There is a particular kind of excitement that settles over a room when a quiz night begins. Not the loud excitement of a football match or a concert, but something quieter. Teammates lean closer. Debates start before questions are even finished. Someone insists they know the answer, but someone else is certain they are wrong.
On Tuesday evening, that familiar energy filled Tehila Café and Grill as quiz enthusiasts gathered for another Black & White powered Quiz Night, a series that has steadily become part of Kampala’s social calendar over the past few weeks, with its daily activations.
What started as a simple night of trivia has grown into something bigger. Across Kampala, quiz nights are attracting young professionals, groups of friends, couples and workmates looking for a different kind of night out. In a city where many evenings revolve around football screenings, traffic-filled commutes or casual drinks, quizzes have created a space where conversation is the main event.
The appeal is surprisingly simple.
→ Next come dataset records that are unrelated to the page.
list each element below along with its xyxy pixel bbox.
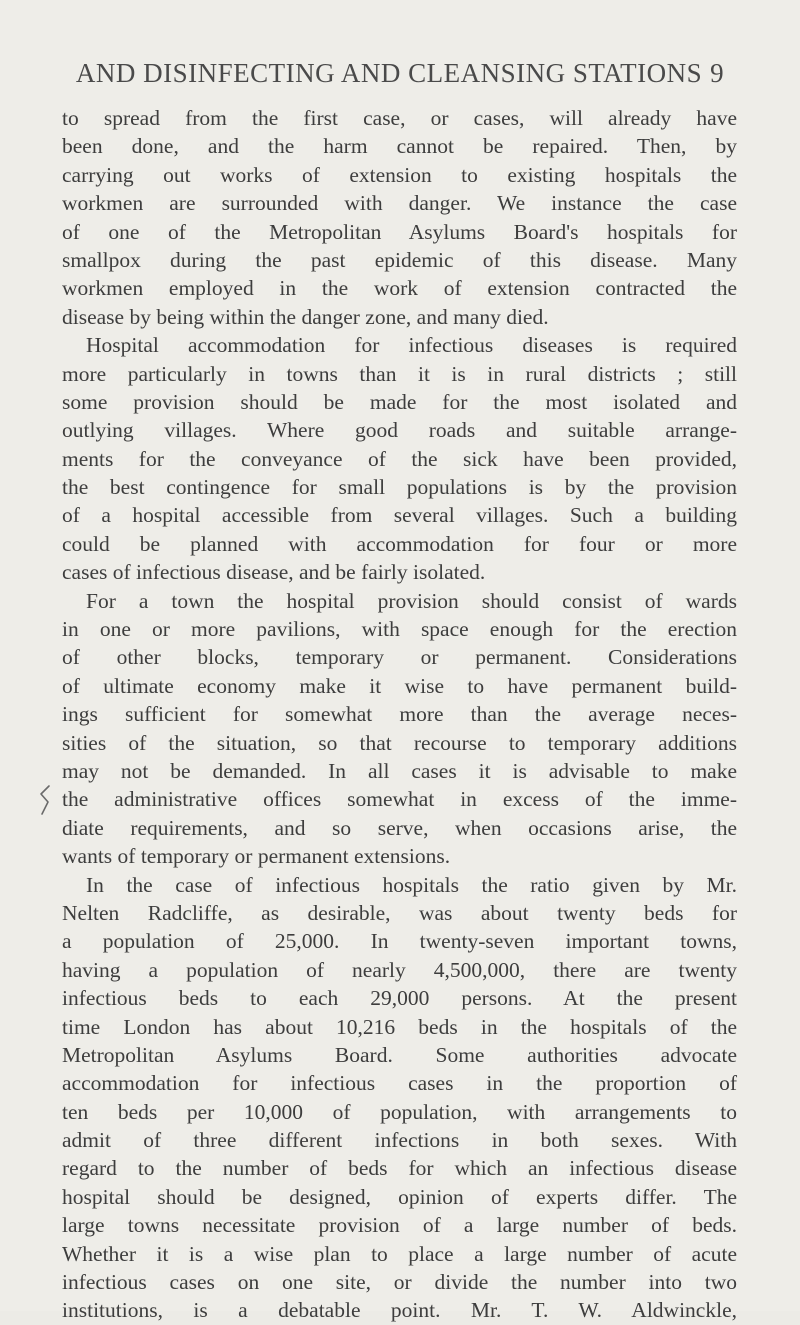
- text-line: carrying out works of extension to existing hospitals the: [62, 162, 737, 187]
- text-line: time London has about 10,216 beds in the hospitals of the: [62, 1014, 737, 1039]
- text-line: institutions, is a debatable point. Mr. T. W. Aldwinckle,: [62, 1298, 737, 1323]
- text-line: ings sufficient for somewhat more than the average neces-: [62, 702, 737, 727]
- text-line: disease by being within the danger zone, and many died.: [62, 304, 549, 329]
- text-line: could be planned with accommodation for four or more: [62, 531, 737, 556]
- text-line: Nelten Radcliffe, as desirable, was about twenty beds for: [62, 900, 737, 925]
- text-line: Metropolitan Asylums Board. Some authorities advocate: [62, 1042, 737, 1067]
- text-line: in one or more pavilions, with space enough for the erection: [62, 617, 737, 642]
- text-line: ten beds per 10,000 of population, with arrangements to: [62, 1099, 737, 1124]
- text-line: of a hospital accessible from several villages. Such a building: [62, 503, 737, 528]
- text-line: of ultimate economy make it wise to have permanent build-: [62, 673, 737, 698]
- text-line: the administrative offices somewhat in excess of the imme-: [62, 787, 737, 812]
- text-line: workmen are surrounded with danger. We instance the case: [62, 191, 737, 216]
- text-line: For a town the hospital provision should consist of wards: [86, 588, 737, 613]
- text-line: may not be demanded. In all cases it is advisable to make: [62, 758, 737, 783]
- text-line: a population of 25,000. In twenty-seven important towns,: [62, 929, 737, 954]
- text-line: In the case of infectious hospitals the ratio given by Mr.: [86, 872, 737, 897]
- text-line: cases of infectious disease, and be fairly isolated.: [62, 560, 486, 585]
- text-line: workmen employed in the work of extension contracted the: [62, 276, 737, 301]
- text-line: infectious cases on one site, or divide the number into two: [62, 1270, 737, 1295]
- text-line: the best contingence for small populations is by the provision: [62, 475, 737, 500]
- text-line: admit of three different infections in both sexes. With: [62, 1128, 737, 1153]
- text-line: ments for the conveyance of the sick have been provided,: [62, 446, 737, 471]
- page-number: 9: [710, 58, 725, 88]
- text-line: of other blocks, temporary or permanent. Considerations: [62, 645, 737, 670]
- text-line: outlying villages. Where good roads and suitable arrange-: [62, 418, 737, 443]
- text-line: infectious beds to each 29,000 persons. At the present: [62, 986, 737, 1011]
- text-line: Hospital accommodation for infectious diseases is required: [86, 333, 737, 358]
- text-line: more particularly in towns than it is in rural districts ; still: [62, 361, 737, 386]
- text-line: hospital should be designed, opinion of experts differ. The: [62, 1184, 737, 1209]
- text-line: having a population of nearly 4,500,000, there are twenty: [62, 957, 737, 982]
- text-line: large towns necessitate provision of a large number of beds.: [62, 1213, 737, 1238]
- text-line: Whether it is a wise plan to place a large number of acute: [62, 1241, 737, 1266]
- text-line: been done, and the harm cannot be repaired. Then, by: [62, 134, 737, 159]
- text-line: of one of the Metropolitan Asylums Board's hospitals for: [62, 219, 737, 244]
- text-line: diate requirements, and so serve, when occasions arise, the: [62, 815, 737, 840]
- text-line: regard to the number of beds for which an infectious disease: [62, 1156, 737, 1181]
- text-line: to spread from the first case, or cases, will already have: [62, 106, 737, 130]
- running-head: [0, 58, 800, 89]
- margin-pencil-mark: [38, 784, 52, 816]
- text-line: sities of the situation, so that recourse to temporary additions: [62, 730, 737, 755]
- text-line: accommodation for infectious cases in the proportion of: [62, 1071, 737, 1096]
- text-line: smallpox during the past epidemic of this disease. Many: [62, 247, 737, 272]
- body-text: [62, 104, 737, 1325]
- text-line: some provision should be made for the most isolated and: [62, 389, 737, 414]
- running-title: AND DISINFECTING AND CLEANSING STATIONS: [75, 58, 703, 88]
- text-line: wants of temporary or permanent extensions.: [62, 844, 451, 869]
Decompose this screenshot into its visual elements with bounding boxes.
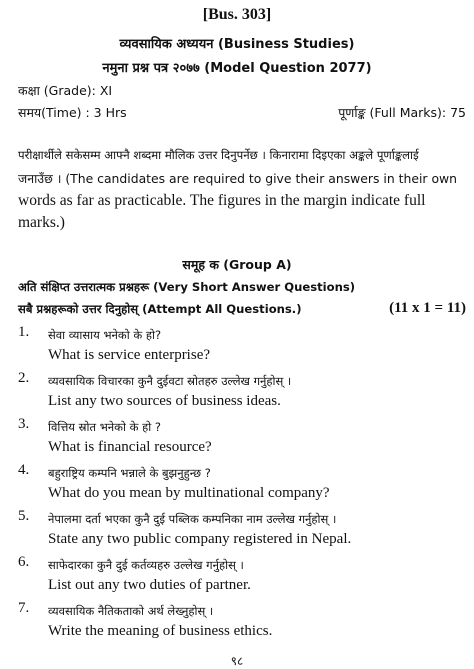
subject-title: व्यवसायिक अध्ययन (Business Studies) — [119, 37, 355, 52]
instruction-line-4: marks.) — [18, 214, 65, 231]
question-english: Write the meaning of business ethics. — [48, 623, 273, 639]
instruction-line-2: जनाउँछ । (The candidates are required to give their answers in their own — [18, 171, 458, 186]
instruction-line-3: words as far as practicable. The figures in the margin indicate full — [18, 192, 426, 209]
question-number: 7. — [18, 600, 30, 616]
instruction-line-1: परीक्षार्थीले सकेसम्म आफ्नै शब्दमा मौलिक उत्तर दिनुपर्नेछ । किनारामा दिइएका अङ्कले पूर्णाङ्कलाई — [18, 148, 419, 162]
question-nepali: साफेदारका कुनै दुई कर्तव्यहरु उल्लेख गर्नुहोस् । — [48, 558, 244, 572]
question-nepali: वित्तिय स्रोत भनेको के हो ? — [48, 420, 161, 434]
question-english: List out any two duties of partner. — [48, 577, 251, 593]
question-number: 6. — [18, 554, 30, 570]
model-question-title: नमुना प्रश्न पत्र २०७७ (Model Question 2077) — [102, 61, 372, 76]
question-number: 1. — [18, 324, 30, 340]
question-english: What is service enterprise? — [48, 347, 211, 363]
question-number: 4. — [18, 462, 30, 478]
question-number: 3. — [18, 416, 30, 432]
question-number: 5. — [18, 508, 30, 524]
question-nepali: नेपालमा दर्ता भएका कुनै दुई पब्लिक कम्पनिका नाम उल्लेख गर्नुहोस् । — [48, 512, 337, 526]
question-instruction: सबै प्रश्नहरूको उत्तर दिनुहोस् (Attempt All Questions.) — [18, 302, 302, 316]
question-nepali: बहुराष्ट्रिय कम्पनि भन्नाले के बुझनुहुन्छ ? — [48, 466, 211, 480]
question-english: What do you mean by multinational company? — [48, 485, 330, 501]
group-title: समूह क (Group A) — [182, 257, 292, 272]
question-number: 2. — [18, 370, 30, 386]
question-english: List any two sources of business ideas. — [48, 393, 281, 409]
grade-label: कक्षा (Grade): XI — [18, 83, 113, 98]
question-nepali: सेवा व्यासाय भनेको के हो? — [48, 328, 162, 342]
question-english: What is financial resource? — [48, 439, 212, 455]
question-type: अति संक्षिप्त उत्तरात्मक प्रश्नहरू (Very Short Answer Questions) — [18, 280, 356, 294]
group-marks: (11 x 1 = 11) — [389, 300, 466, 316]
page-number: ९८ — [230, 654, 244, 668]
question-nepali: व्यवसायिक नैतिकताको अर्थ लेख्नुहोस् । — [48, 604, 214, 618]
time-label: समय(Time) : 3 Hrs — [18, 105, 127, 120]
question-nepali: व्यवसायिक विचारका कुनै दुईवटा स्रोतहरु उल्लेख गर्नुहोस् । — [48, 374, 292, 388]
full-marks-label: पूर्णाङ्क (Full Marks): 75 — [338, 105, 466, 120]
question-english: State any two public company registered in Nepal. — [48, 531, 352, 547]
exam-code: [Bus. 303] — [202, 6, 272, 23]
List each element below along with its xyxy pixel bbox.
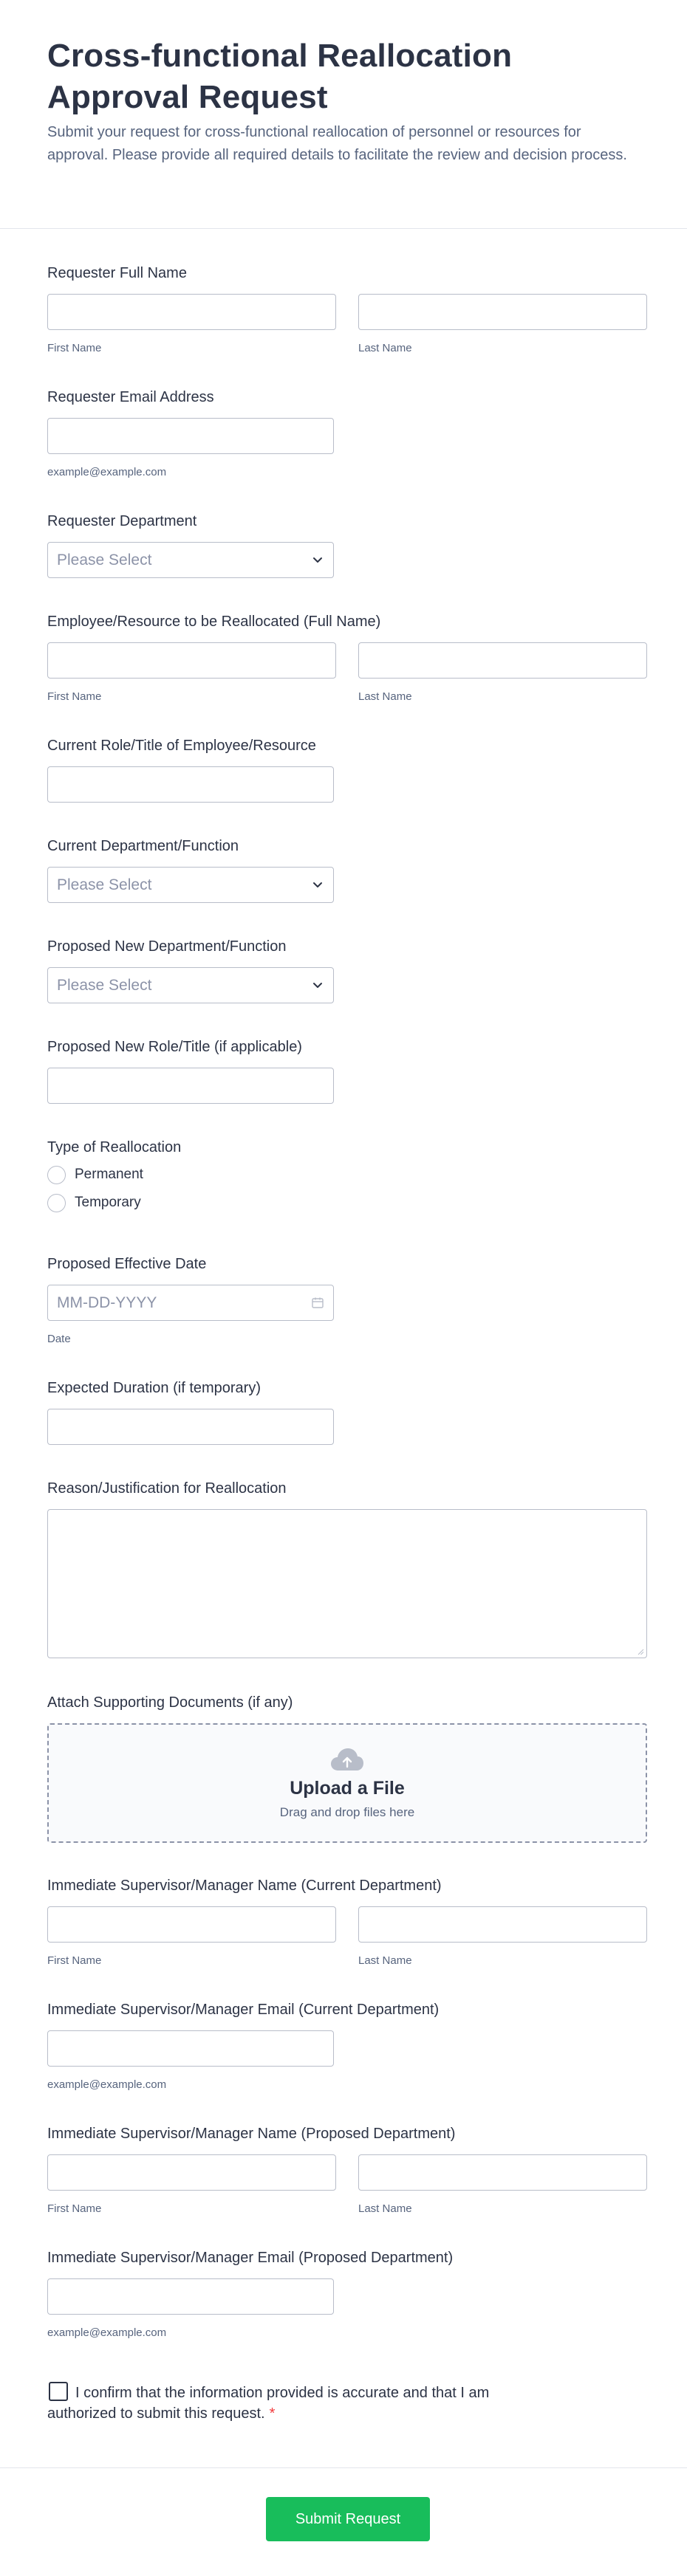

People enjoy testing what they know, arguing over what they think they know, and discovering that the quietest person at the table somehow remembers the answer nobody else could figure out.
At Tehila Café, host Davis Kamanyire, AKA Uncle Davis, guided teams through several rounds of questions covering history, current affairs, science, entertainment and general knowledge. With this happening on Martyrs’ Day eve, round one was entirely dedicated to questions drawn from the story of the Uganda Martyrs, their lives, faith and death.
Between rounds, conversations flowed freely. Colleagues became teammates. Friends challenged each other’s confidence. Tables celebrated correct answers as though they had scored winning goals, while wrong answers often generated even bigger laughs. Music filled the breaks, drinks kept arriving, and the competitive spirit remained friendly throughout the evening.
The Black & White Scotch Whisky, whose “Better Together” theme felt particularly fitting for the occasion and while only one team would leave with the top prize, the evening itself was built around shared experiences, teamwork and connection.
“This is exactly what a night out should feel like, you come in as yourself and leave feeling like you belong somewhere,” said Raymond Karama, Black & White Brand Manager, Uganda. “Black & White has always been about shared experiences, and quiz nights have become a great example of that.”
Perhaps that explains why quiz nights continue to grow in popularity. The prizes are nice, and winning certainly helps with motivation, but people keep coming back for something else.